How Penn Is Turning Scientists Into Entrepreneurs
“David” cannot make a cup of coffee. But he is a better businessman than I am. I live in Lower Merion, which is overrun with Penn professors. Like David. David is typical of my Penn academic friends. You know the look: the beard, the glasses, the sandals, the environmentally friendly car, the sauce stain left over on the shirt he’s still wearing from the ethnic-themed dinner he ate two nights before. Kind of nerdy. David, like all my other Penn friends, votes Democrat, reads the New York Times and roots for the Mets or Yankees because that’s where his father grew up. And like all my other Penn friends, David is super smart. But it’s a different kind of smart. Ask him to discuss the latest developments in string theory, and he’ll talk like an expert until your ears melt. But ask him to make a cup of coffee or put in a load of laundry, and he’ll turn into a helpless child.
But here’s the thing: David the scientist, the sloppy dresser, the guy who was always picked last as a kid, the savant who spends most of his time in a lab is still a better businessman than I am. How is this possible? It’s because he works at Penn.
And that’s a smart move. He has a great health benefits. And an amazing retirement plan. His kids can go to Penn for free. And if, like my kids, they’re nowhere near smart enough to attend Penn, he can still get tuition at a bunch of other schools reimbursed. All of this is great stuff. But that’s not the biggest reason why he’s a better businessman. He’s taking advantage of a program at the University that I don’t have at my disposal, a program called UPstart that helps Penn scientists become entrepreneurs by setting them up in business and matching them with business people.
I talked to Michael Poisel, the former venture capitalist who runs the program.
How long has the Upstart program been around?
It was branded and officially launched in May of 2010.
How does a typical deal work with a Penn professor who wants to work with your program?
An interested faculty/staff member needs to sign a company formation agreement, which outlines the rules and policies of the program. The company is then formed as a Delaware partnership owned 51 percent by the inventors and 49 percent by Penn. We then start trying to match an entrepreneur to the company.
Who are the “entrepreneurs”?
We have developed an ever-growing pipeline of people looking to run one of our companies. The entrepreneurs sign a management agreement that grants them equity in the company while giving them milestones that they must meet in order to keep the equity. We also allow them to accrue a consulting fee that hopefully will be paid out when the company is funded. While it was difficult in the beginning, we now have a steady flow of both companies and entrepreneurs. We then work with the team to develop a business plan.

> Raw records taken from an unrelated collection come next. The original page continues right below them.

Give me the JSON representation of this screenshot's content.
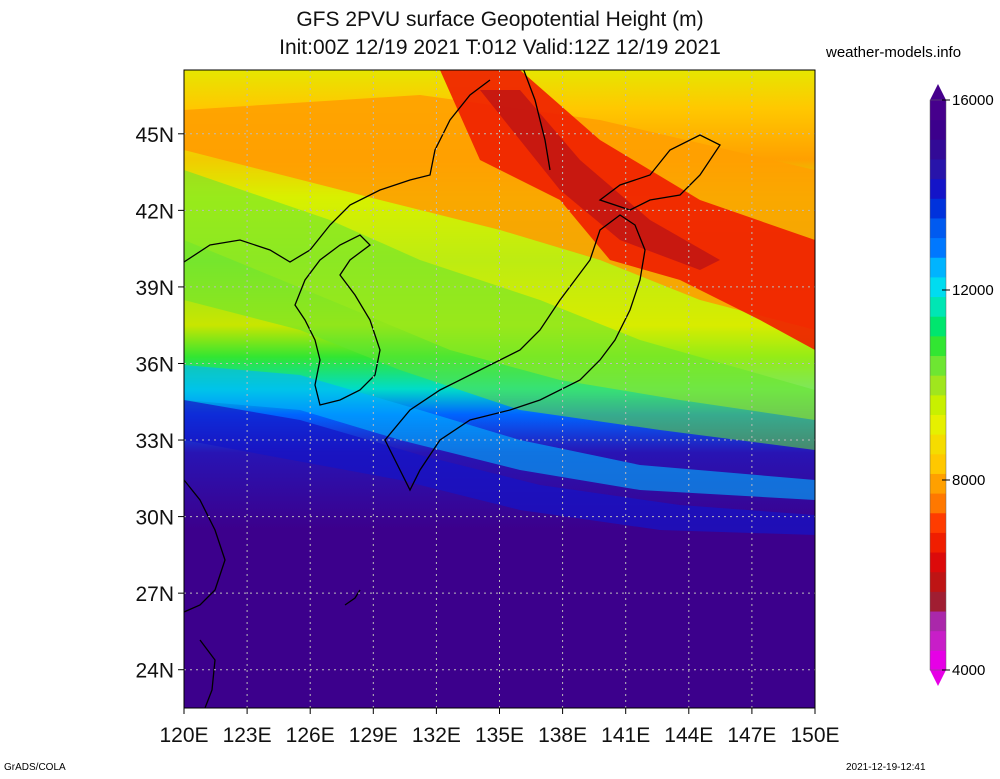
{
  "title": {
    "line1": "GFS 2PVU surface Geopotential Height (m)",
    "line2": "Init:00Z 12/19 2021 T:012 Valid:12Z 12/19 2021"
  },
  "site": "weather-models.info",
  "footer": {
    "left": "GrADS/COLA",
    "right": "2021-12-19-12:41"
  },
  "map": {
    "lon_range": [
      120,
      150
    ],
    "lat_range": [
      22.5,
      47.5
    ],
    "lat_ticks": [
      {
        "value": 24,
        "label": "24N"
      },
      {
        "value": 27,
        "label": "27N"
      },
      {
        "value": 30,
        "label": "30N"
      },
      {
        "value": 33,
        "label": "33N"
      },
      {
        "value": 36,
        "label": "36N"
      },
      {
        "value": 39,
        "label": "39N"
      },
      {
        "value": 42,
        "label": "42N"
      },
      {
        "value": 45,
        "label": "45N"
      }
    ],
    "lon_ticks": [
      {
        "value": 120,
        "label": "120E"
      },
      {
        "value": 123,
        "label": "123E"
      },
      {
        "value": 126,
        "label": "126E"
      },
      {
        "value": 129,
        "label": "129E"
      },
      {
        "value": 132,
        "label": "132E"
      },
      {
        "value": 135,
        "label": "135E"
      },
      {
        "value": 138,
        "label": "138E"
      },
      {
        "value": 141,
        "label": "141E"
      },
      {
        "value": 144,
        "label": "144E"
      },
      {
        "value": 147,
        "label": "147E"
      },
      {
        "value": 150,
        "label": "150E"
      }
    ],
    "grid": true
  },
  "colorbar": {
    "min": 4000,
    "max": 16000,
    "labels": [
      "16000",
      "12000",
      "8000",
      "4000"
    ],
    "label_values": [
      16000,
      12000,
      8000,
      4000
    ],
    "colors": [
      "#e600e6",
      "#c81ec8",
      "#aa28aa",
      "#a01e32",
      "#be1414",
      "#dc0a0a",
      "#f01e00",
      "#ff3c00",
      "#ff7800",
      "#ffa000",
      "#ffc800",
      "#f5dc00",
      "#e6f000",
      "#c8f000",
      "#a0e61e",
      "#6ee632",
      "#32e632",
      "#00e66e",
      "#00e6b4",
      "#00dcf0",
      "#00b4ff",
      "#0078ff",
      "#005af0",
      "#0032dc",
      "#1414c8",
      "#2814aa",
      "#320a96",
      "#3c008c",
      "#46008c"
    ]
  },
  "chart_data": {
    "type": "heatmap",
    "variable": "2PVU surface Geopotential Height",
    "units": "m",
    "x_range_deg_E": [
      120,
      150
    ],
    "y_range_deg_N": [
      22.5,
      47.5
    ],
    "value_range": [
      4000,
      16000
    ],
    "approx_bands": [
      {
        "lat_range": [
          22.5,
          30
        ],
        "value": 15500
      },
      {
        "lat_range": [
          30,
          33
        ],
        "value": 13500
      },
      {
        "lat_range": [
          33,
          37
        ],
        "value": 11000
      },
      {
        "lat_range": [
          37,
          43
        ],
        "value": 9000
      },
      {
        "lat_range": [
          39,
          47.5
        ],
        "value": 6500
      }
    ]
  }
}
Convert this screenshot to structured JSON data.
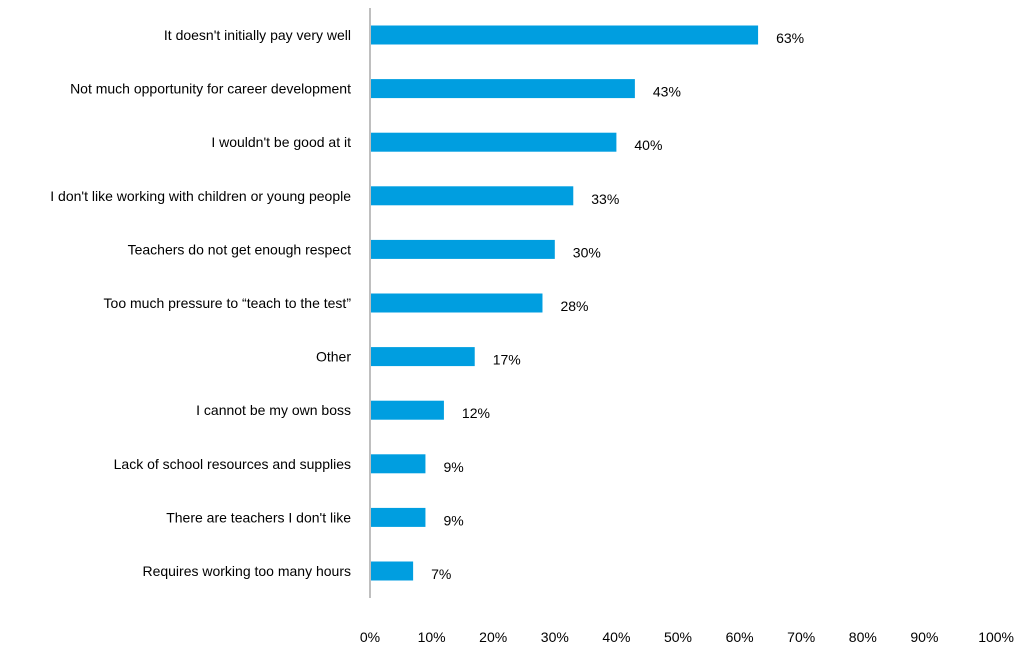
{
  "chart_data": {
    "type": "bar",
    "orientation": "horizontal",
    "categories": [
      "It doesn't initially pay very well",
      "Not much opportunity for career development",
      "I wouldn't be good at it",
      "I don't like working with children or young people",
      "Teachers do not get enough respect",
      "Too much pressure to “teach to the test”",
      "Other",
      "I cannot be my own boss",
      "Lack of school resources and supplies",
      "There are teachers I don't like",
      "Requires working too many hours"
    ],
    "values": [
      63,
      43,
      40,
      33,
      30,
      28,
      17,
      12,
      9,
      9,
      7
    ],
    "value_labels": [
      "63%",
      "43%",
      "40%",
      "33%",
      "30%",
      "28%",
      "17%",
      "12%",
      "9%",
      "9%",
      "7%"
    ],
    "title": "",
    "xlabel": "",
    "ylabel": "",
    "xlim": [
      0,
      100
    ],
    "x_ticks": [
      0,
      10,
      20,
      30,
      40,
      50,
      60,
      70,
      80,
      90,
      100
    ],
    "x_tick_labels": [
      "0%",
      "10%",
      "20%",
      "30%",
      "40%",
      "50%",
      "60%",
      "70%",
      "80%",
      "90%",
      "100%"
    ],
    "grid": false,
    "bar_color": "#009EE0",
    "axis_color": "#BFBFBF"
  }
}
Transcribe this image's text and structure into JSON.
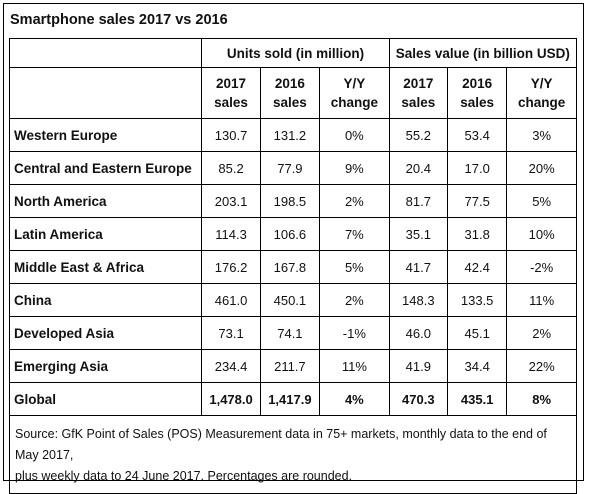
{
  "title": "Smartphone sales 2017 vs 2016",
  "groups": {
    "units": "Units sold (in million)",
    "value": "Sales value (in billion USD)"
  },
  "subheaders": {
    "y2017_l1": "2017",
    "y2017_l2": "sales",
    "y2016_l1": "2016",
    "y2016_l2": "sales",
    "yy_l1": "Y/Y",
    "yy_l2": "change"
  },
  "rows": [
    {
      "region": "Western Europe",
      "u2017": "130.7",
      "u2016": "131.2",
      "uchg": "0%",
      "v2017": "55.2",
      "v2016": "53.4",
      "vchg": "3%"
    },
    {
      "region": "Central and Eastern Europe",
      "u2017": "85.2",
      "u2016": "77.9",
      "uchg": "9%",
      "v2017": "20.4",
      "v2016": "17.0",
      "vchg": "20%"
    },
    {
      "region": "North America",
      "u2017": "203.1",
      "u2016": "198.5",
      "uchg": "2%",
      "v2017": "81.7",
      "v2016": "77.5",
      "vchg": "5%"
    },
    {
      "region": "Latin America",
      "u2017": "114.3",
      "u2016": "106.6",
      "uchg": "7%",
      "v2017": "35.1",
      "v2016": "31.8",
      "vchg": "10%"
    },
    {
      "region": "Middle East & Africa",
      "u2017": "176.2",
      "u2016": "167.8",
      "uchg": "5%",
      "v2017": "41.7",
      "v2016": "42.4",
      "vchg": "-2%"
    },
    {
      "region": "China",
      "u2017": "461.0",
      "u2016": "450.1",
      "uchg": "2%",
      "v2017": "148.3",
      "v2016": "133.5",
      "vchg": "11%"
    },
    {
      "region": "Developed Asia",
      "u2017": "73.1",
      "u2016": "74.1",
      "uchg": "-1%",
      "v2017": "46.0",
      "v2016": "45.1",
      "vchg": "2%"
    },
    {
      "region": "Emerging Asia",
      "u2017": "234.4",
      "u2016": "211.7",
      "uchg": "11%",
      "v2017": "41.9",
      "v2016": "34.4",
      "vchg": "22%"
    },
    {
      "region": "Global",
      "u2017": "1,478.0",
      "u2016": "1,417.9",
      "uchg": "4%",
      "v2017": "470.3",
      "v2016": "435.1",
      "vchg": "8%"
    }
  ],
  "source": {
    "line1": "Source: GfK Point of Sales (POS) Measurement data in 75+ markets, monthly data to the end of May 2017,",
    "line2": "plus weekly data to 24 June 2017. Percentages are rounded."
  }
}
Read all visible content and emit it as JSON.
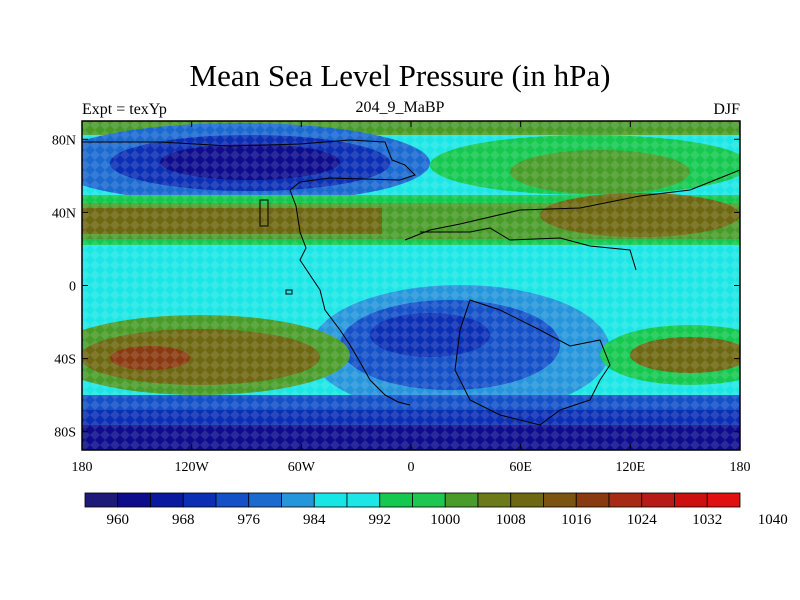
{
  "title": "Mean Sea Level Pressure (in hPa)",
  "left_string": "Expt = texYp",
  "center_string": "204_9_MaBP",
  "right_string": "DJF",
  "map": {
    "lon_range": [
      -180,
      180
    ],
    "lat_range": [
      -90,
      90
    ],
    "x_ticks": [
      {
        "lon": -180,
        "label": "180"
      },
      {
        "lon": -120,
        "label": "120W"
      },
      {
        "lon": -60,
        "label": "60W"
      },
      {
        "lon": 0,
        "label": "0"
      },
      {
        "lon": 60,
        "label": "60E"
      },
      {
        "lon": 120,
        "label": "120E"
      },
      {
        "lon": 180,
        "label": "180"
      }
    ],
    "y_ticks": [
      {
        "lat": 80,
        "label": "80N"
      },
      {
        "lat": 40,
        "label": "40N"
      },
      {
        "lat": 0,
        "label": "0"
      },
      {
        "lat": -40,
        "label": "40S"
      },
      {
        "lat": -80,
        "label": "80S"
      }
    ]
  },
  "colorbar": {
    "colors": [
      "#1e1a7a",
      "#0c0c8c",
      "#0a1aa0",
      "#0b2fb4",
      "#1450c8",
      "#1a6ad0",
      "#2596dc",
      "#16e6e6",
      "#1ce6e6",
      "#14c850",
      "#1ec850",
      "#4a9c2a",
      "#6c7a1a",
      "#6e6812",
      "#7a5410",
      "#8a3a10",
      "#a62a14",
      "#b81a18",
      "#cc1010",
      "#e01010"
    ],
    "labels": [
      "960",
      "968",
      "976",
      "984",
      "992",
      "1000",
      "1008",
      "1016",
      "1024",
      "1032",
      "1040"
    ]
  }
}
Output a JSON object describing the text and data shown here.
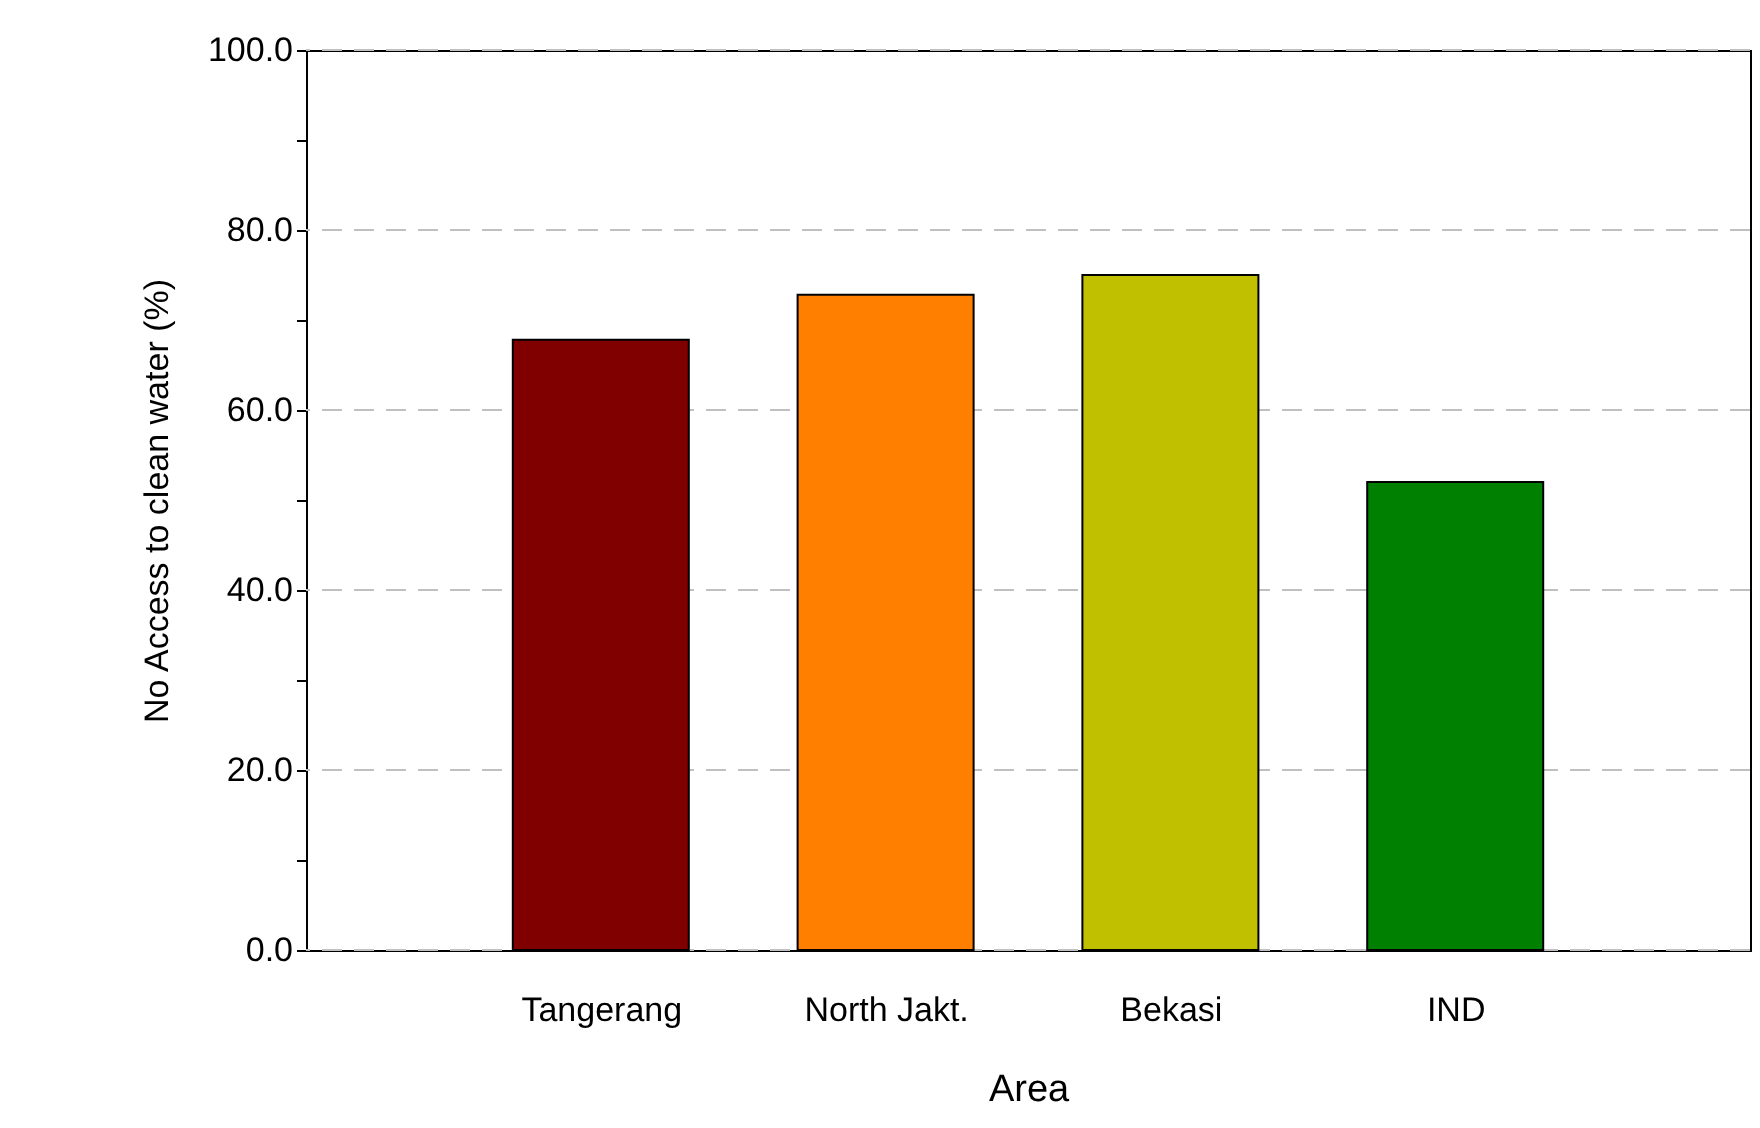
{
  "chart_data": {
    "type": "bar",
    "xlabel": "Area",
    "ylabel": "No Access to clean water (%)",
    "categories": [
      "Tangerang",
      "North Jakt.",
      "Bekasi",
      "IND"
    ],
    "values": [
      67.8,
      72.8,
      75.0,
      52.0
    ],
    "colors": [
      "#800000",
      "#ff8000",
      "#c0c000",
      "#008000"
    ],
    "ylim": [
      0,
      100
    ],
    "yticks": [
      {
        "value": 0,
        "label": "0.0"
      },
      {
        "value": 10,
        "label": null
      },
      {
        "value": 20,
        "label": "20.0"
      },
      {
        "value": 30,
        "label": null
      },
      {
        "value": 40,
        "label": "40.0"
      },
      {
        "value": 50,
        "label": null
      },
      {
        "value": 60,
        "label": "60.0"
      },
      {
        "value": 70,
        "label": null
      },
      {
        "value": 80,
        "label": "80.0"
      },
      {
        "value": 90,
        "label": null
      },
      {
        "value": 100,
        "label": "100.0"
      }
    ],
    "grid": "y"
  }
}
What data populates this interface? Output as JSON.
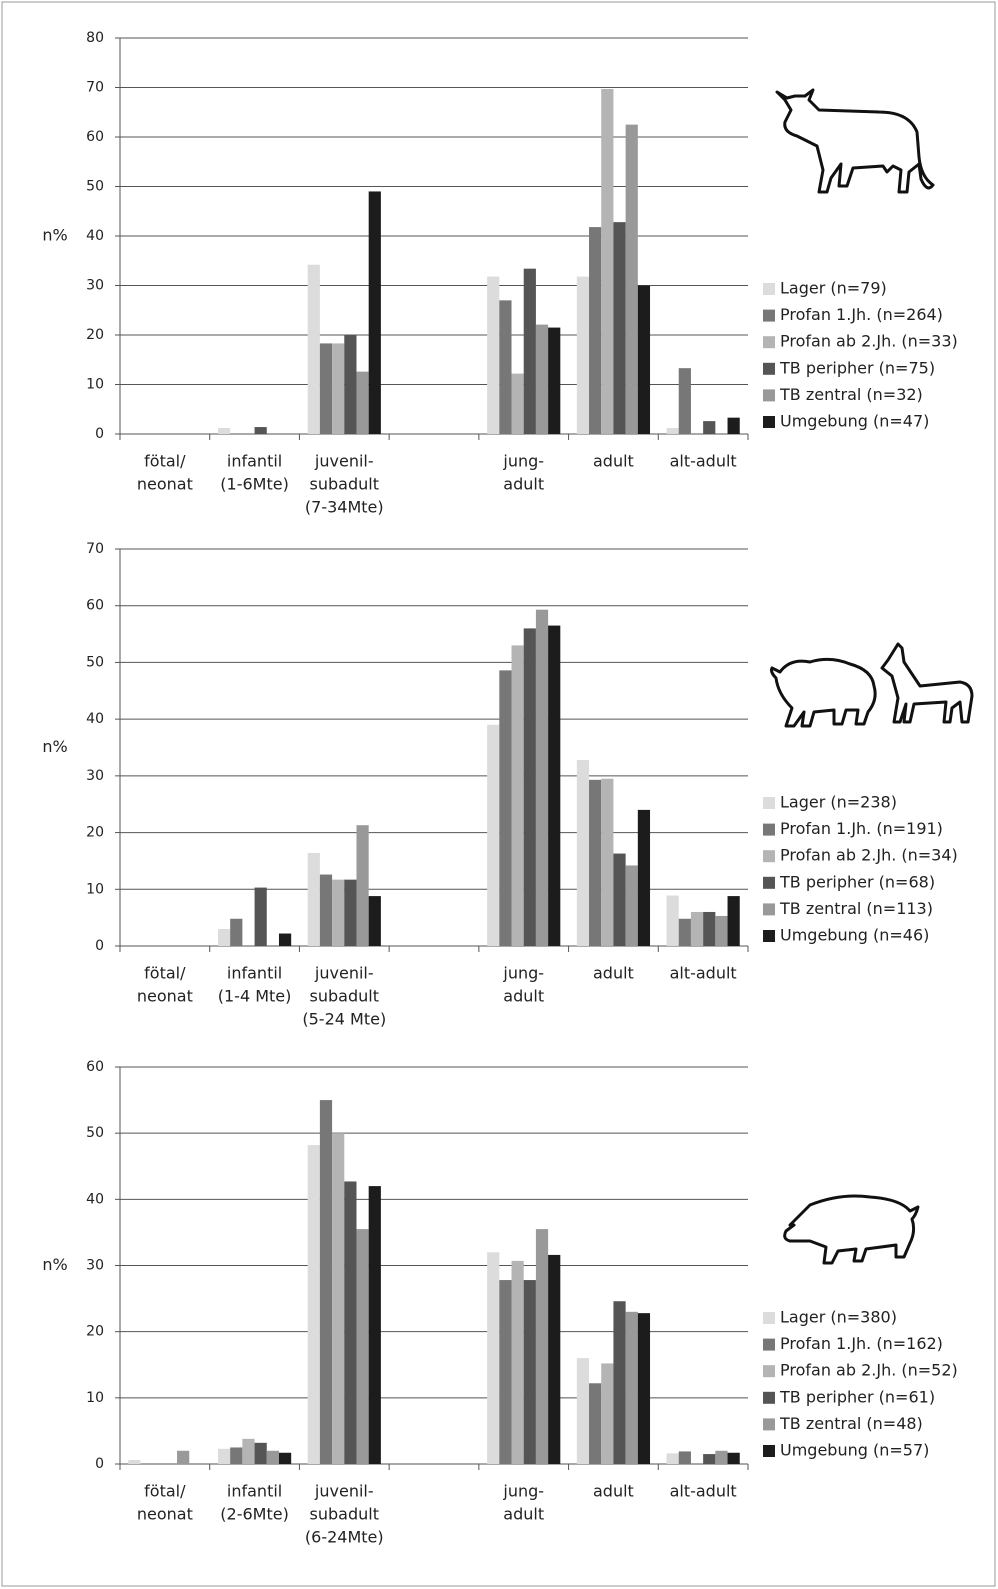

What other support does Penn provide?
We involve student interns and student consulting teams to assist with product entry strategies and market penetration studies. Once we have marketing materials, we then work with the team to get them in front of potential funding sources. Our first objective is to get a Small Business Innovation Research grant application put together, but then we also approach economic development groups, angels, venture capitalists, corporate partners and charitable foundations. Once the company is funded, we connect the company with a network of service providers that will work for free as they help to formalize the company operations. These services include a bank, attorney, accountant, insurance, benefits, payroll, bookkeeping and marketing.
Who owns the intellectual property?
The intellectual property is optioned to the company once an entrepreneur is on board, but we do not commit a license until funding is imminent or already in place. This allows our licensing officers to continue to look for corporate partners for the technology.
What makes Penn’s program unique?
It’s the level of involvement by Penn and the breadth of services available to these young companies without the need for them to contribute any money out of pocket. We form the company, recruit the management team, assist in developing a fund-raising strategy, and work with the teams post-funding to develop good business practices.
Who makes up the lion’s share of your participants?
Almost all of our participants are Penn faculty, but we also have staff members and some students. Our focus will always be businesses based around Penn-developed intellectual property. All we ask of the faculty inventors is that they be enthusiastic about working on the company. We try to minimize the amount of effort and time they need to commit to the project, but they do need to be involved.
The program seems very tech/science-oriented. Do you have many faculty or staff who contribute intellectual property from the business or arts side?
We have a few, but because the program has always been designed around intellectual property, we do not see a large number of those.
Can you share the importance of this program to Penn’s overall profitability, particularly its contribution to the University’s revenues?
The financial impact is still small but growing. We have brought in close to $5 million in research funds, but more importantly we are creating jobs and saving jobs that wouldn’t exist without UPstart. The financial impact will become important as the companies mature, but it may never be the driving force that keeps the program going. We are trying to incubate technologies that have the ability to make an impact on society if they can be developed into products and services. We are committed to cementing Penn’s reputation as a leader in commercialization.
Is it safe to say that the UPstart program is similar to a venture capital fund but instead of raising cash, the University is contributing intellectual property? Is that why, with your background, you are the guy running it?
Yes, that’s fair. However, I would compare it to a very hands-on VC fund that is willing to work alongside its portfolio companies and not simply attend board meetings while hoping that things turn out well.